Former trustee had no entitlement to asset discovered after discharge
A man who claimed to be entitled to PPI compensation in a situation in which there had been an intervening insolvency by virtue of a trust deed has had his appeal unanimously dismissed by justices in the Supreme Court, for whom the question was whether the trust deed had been brought to an end by the trustee making a final distribution to creditors with the result that the PPI claimant (as opposed to his former trustee) was held to be entitled to the PPI payment.
In September 2006, Mr Davidson (the Second Respondent) entered into a trust deed for the benefit of his creditors. It was a “protected trust deed” to which provisions of the Bankruptcy (Scotland) Act 1985 (1985 Act) applied. Clause 11 of the deed provided for the deed’s termination on the occurrence of one of three events, one of which was a “final distribution” of the estate.
Before he entered into the deed, Mr Davidson had been mis-sold payment protection insurance (PPI), for which the bank agreed to pay him compensation of around £56,000 in April 2015. Dooneen Ltd (the First Respondent) was Mr Davidson’s agent for the purpose of making the claim and Mr Davidson had assigned 30 per cent of any compensation received to Dooneen.
The dispute between the parties was about whether Mr Mond (the Appellant), as trustee, or the Respondents were entitled to the compensation. This turned on whether Mr Mond had made a “final distribution” when he distributed what he called a “first and final dividend” of 22.41 pence in the pound to the creditors in November 2010 and was discharged accordingly in circumstances where he did not know at the time that Mr Davidson had been mis-sold PPI in respect of which he was entitled to compensation.
The Lord Ordinary, Lord Jones, found in favour of the Respondents, and that decision was upheld by the Inner House. Mr Mond now appeals to the Supreme Court on the ground that the courts below had misinterpreted “final distribution”.
Judgment
The Supreme Court unanimously dismisses the appeal, with the result that Dooneen and Mr Davidson are entitled to the payment of compensation. Lord Reed, with whom the rest of the court agrees, delivers the judgment.
Mr Mond argued that, regardless of whether or not the trustee knew of all of the assets, a “final distribution” can only occur when either all assets are distributed or enough assets are distributed so as to pay all creditors in full. This construction is rejected because it would have consequences which the debtor cannot have intended when granting the deed.
First, one could never be certain whether any distribution was in fact “final” so that the deed would potentially be of indeterminate duration.
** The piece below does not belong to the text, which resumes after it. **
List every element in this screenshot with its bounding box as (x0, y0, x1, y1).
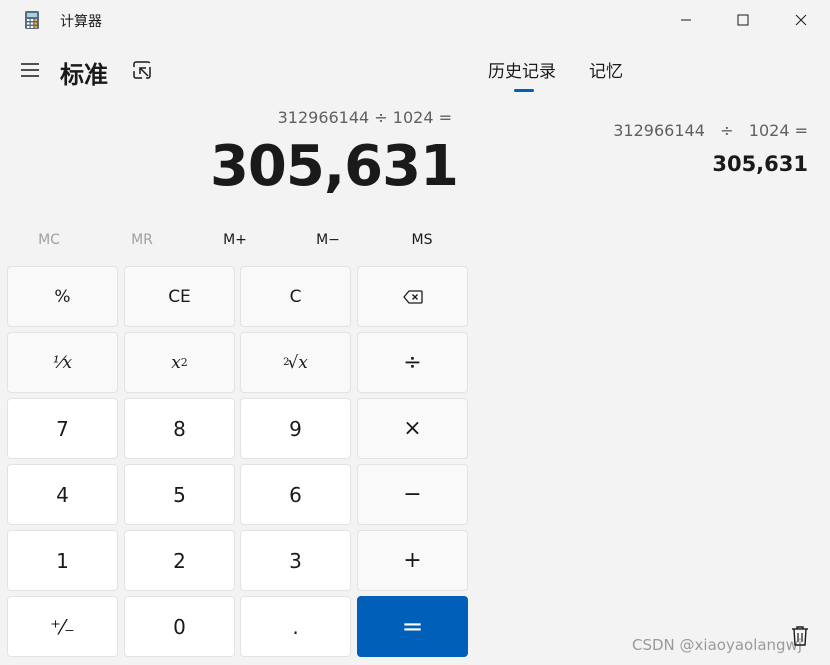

This would be particularly difficult to reconcile with other parts of the deed that vest in the trustee assets and income acquired by the debtor during the currency of the trust deed.
Second, it would make it impossible for the debtor or anyone doing business with him to know whether or not the debtor has been finally discharged.
Third, it would undermine the purpose of the public Register of Insolvencies, where certificates are registered under the 1985 Act signifying that a final distribution has been made, as it could no longer be relied on as accurate.
Lord Reed observes that the outcome of the case is scarcely satisfactory, and notes that the court raised with the parties the question whether the relevant acts of the trustee might be reduced (set aside) if they were the result of an error as to the extent of the trust estate. Although the parties were invited to make submissions on this, they declined to do so, and it would accordingly not have been appropriate for the court to consider these matters on this occasion.